Part 3

7.2K 585 93
                                    

Kehebohan terdengar ke seluruh penjuru pack, berita kehilangan adik dari pemimpin mereka membuat semua orang keresahan. Beberapa warior langsung ditugaskan Xander untuk mencari anaknya, sedangkan ia dan Nio akan memeriksa kamar Jessy.

Nio terpaksa menunda pekerjaan demi Jessy, padahal di meja kerjanya sudah ada setumpuk berkas yang harus diperiksa. Dia mengandalkan Liam terlebih dahulu untuk saat ini, setidaknya suami Jeslyn itu bisa diandalkan untuk urusan pekerjaan.

Dua laki-laki berbeda usia itu memperhatikan dengan teliti setiap sudut kamar Jessy, tapi tak ada yang mencurigakan. Semua barang-barang miliknya masih tertata rapi, selain tempat tidur yang sedikit berantakan.

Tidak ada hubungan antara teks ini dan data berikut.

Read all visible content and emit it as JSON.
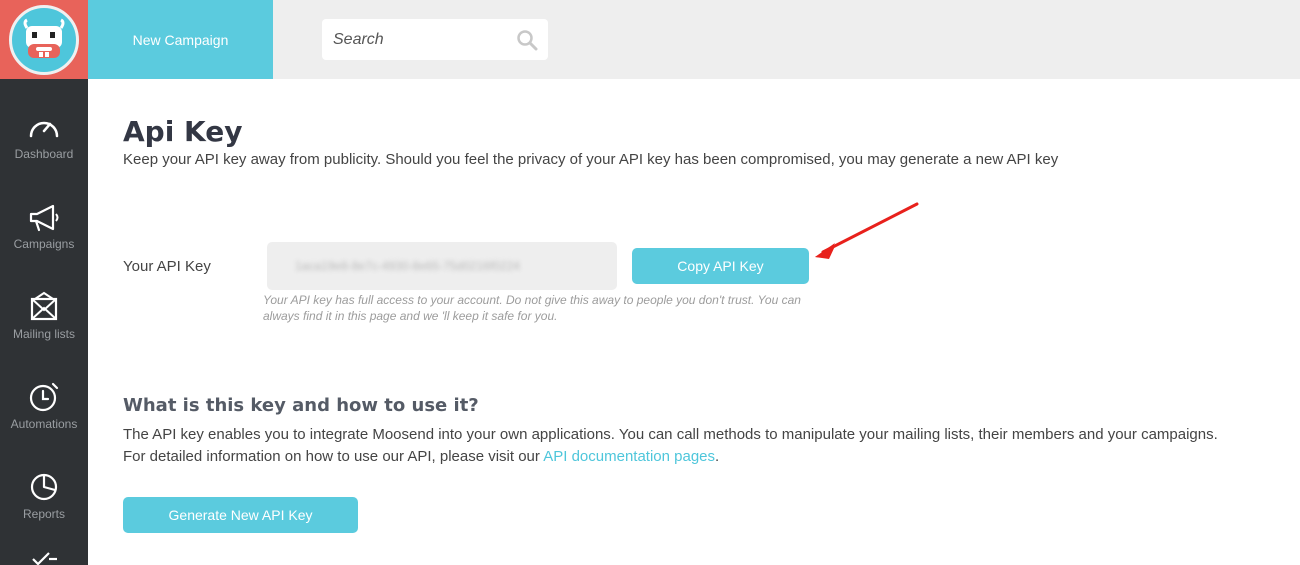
{
  "header": {
    "new_campaign_label": "New Campaign",
    "search_placeholder": "Search"
  },
  "sidebar": {
    "items": [
      {
        "label": "Dashboard",
        "icon": "speedometer-icon"
      },
      {
        "label": "Campaigns",
        "icon": "megaphone-icon"
      },
      {
        "label": "Mailing lists",
        "icon": "envelope-icon"
      },
      {
        "label": "Automations",
        "icon": "stopwatch-icon"
      },
      {
        "label": "Reports",
        "icon": "pie-chart-icon"
      }
    ]
  },
  "main": {
    "title": "Api Key",
    "subtitle": "Keep your API key away from publicity. Should you feel the privacy of your API key has been compromised, you may generate a new API key",
    "api_key_label": "Your API Key",
    "api_key_value": "1aca19e8-8e7c-4930-8e65-75d0216f0224",
    "copy_button": "Copy API Key",
    "hint": "Your API key has full access to your account. Do not give this away to people you don't trust. You can always find it in this page and we 'll keep it safe for you.",
    "section_title": "What is this key and how to use it?",
    "para1": "The API key enables you to integrate Moosend into your own applications. You can call methods to manipulate your mailing lists, their members and your campaigns.",
    "para2_prefix": "For detailed information on how to use our API, please visit our ",
    "para2_link": "API documentation pages",
    "para2_suffix": ".",
    "generate_button": "Generate New API Key"
  },
  "colors": {
    "accent": "#5bcbde",
    "logo_bg": "#e8635a",
    "sidebar_bg": "#2f3235",
    "arrow": "#e8211c"
  }
}
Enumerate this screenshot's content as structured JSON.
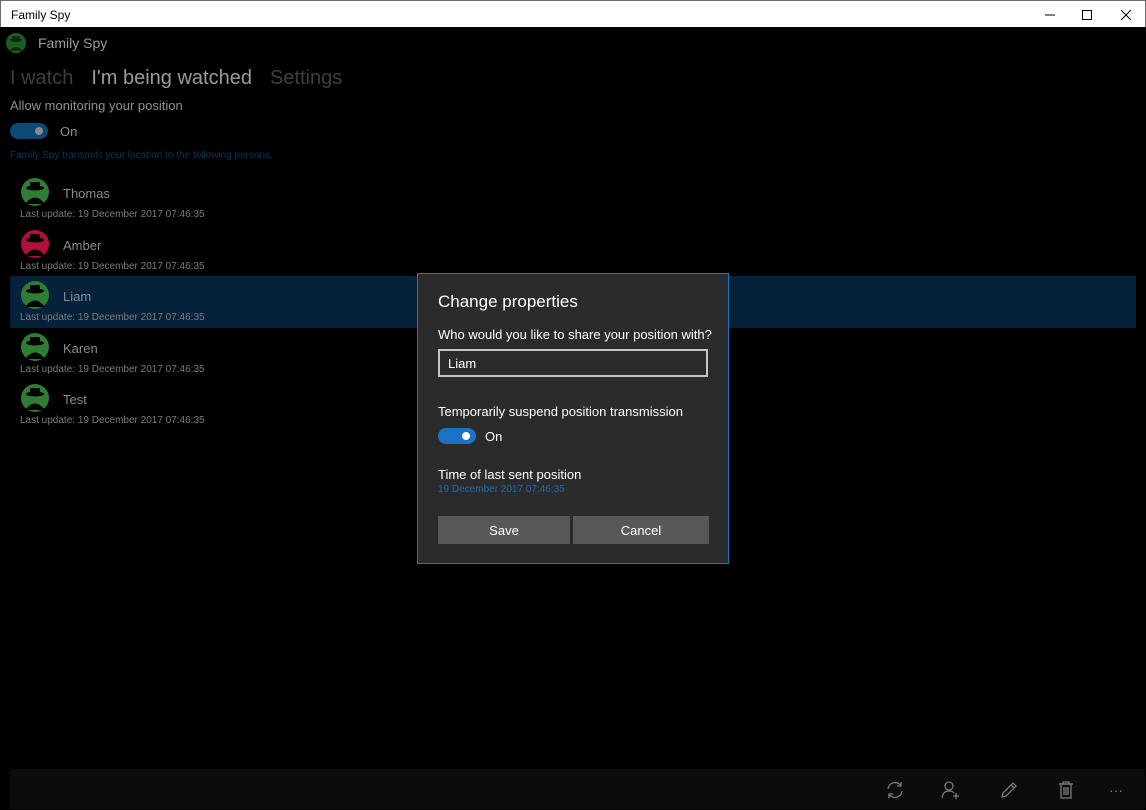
{
  "window": {
    "title": "Family Spy"
  },
  "app": {
    "name": "Family Spy"
  },
  "pivot": {
    "tabs": [
      "I watch",
      "I'm being watched",
      "Settings"
    ],
    "active_index": 1
  },
  "monitoring": {
    "label": "Allow monitoring your position",
    "toggle_state": "On",
    "note": "Family Spy transmits your location to the following persons."
  },
  "persons": [
    {
      "name": "Thomas",
      "updated": "Last update: 19 December 2017 07:46:35",
      "avatar_color": "#2e7d32"
    },
    {
      "name": "Amber",
      "updated": "Last update: 19 December 2017 07:46:35",
      "avatar_color": "#b0103a"
    },
    {
      "name": "Liam",
      "updated": "Last update: 19 December 2017 07:46:35",
      "avatar_color": "#2e7d32"
    },
    {
      "name": "Karen",
      "updated": "Last update: 19 December 2017 07:46:35",
      "avatar_color": "#2e7d32"
    },
    {
      "name": "Test",
      "updated": "Last update: 19 December 2017 07:46:35",
      "avatar_color": "#2e7d32"
    }
  ],
  "selected_person_index": 2,
  "dialog": {
    "title": "Change properties",
    "question": "Who would you like to share your position with?",
    "name_value": "Liam",
    "suspend_label": "Temporarily suspend position transmission",
    "suspend_state": "On",
    "last_sent_label": "Time of last sent position",
    "last_sent_value": "19 December 2017 07:46:35",
    "save_label": "Save",
    "cancel_label": "Cancel"
  },
  "appbar": {
    "icons": [
      "sync-icon",
      "add-person-icon",
      "edit-icon",
      "delete-icon",
      "more-icon"
    ],
    "more_label": "···"
  },
  "colors": {
    "accent": "#1a73c7",
    "dialog_border": "#1a78c2",
    "selected_row": "#06223a"
  }
}
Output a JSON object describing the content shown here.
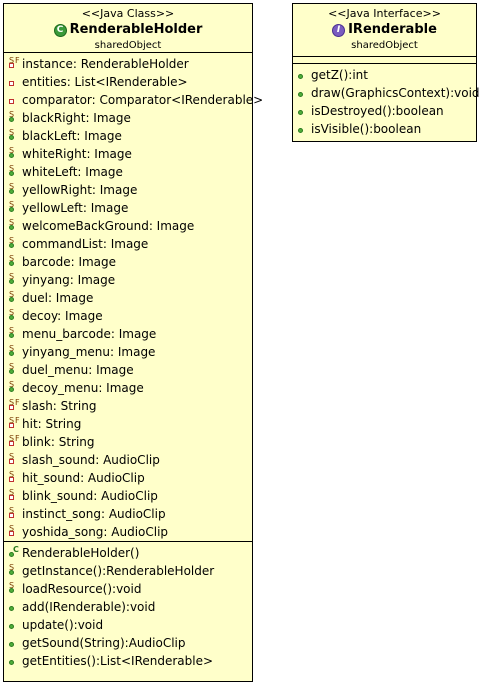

"Daddy, bukankah ini terlalu rapi untuk penculikan?" tanya Nio.

Hanya helaan napas yang terdengar dari mulut Xander, kepalanya mendadak ingin pecah jika sudah berhubungan dengan Jessy. "Anak itu benar-benar!" geramnya.

"Uncle Evan bilang Jessy tidak ada di dunia manusia, dia tidak pernah pulang ke sana dari kemarin," jelas Nio, tadi ia sempat me-mindlink Evan untuk menanyakan keberadaan adiknya.

"Nio, terus cari petunjuk di sini! Dad ingin menemui mommy-mu dulu," ucap Xander.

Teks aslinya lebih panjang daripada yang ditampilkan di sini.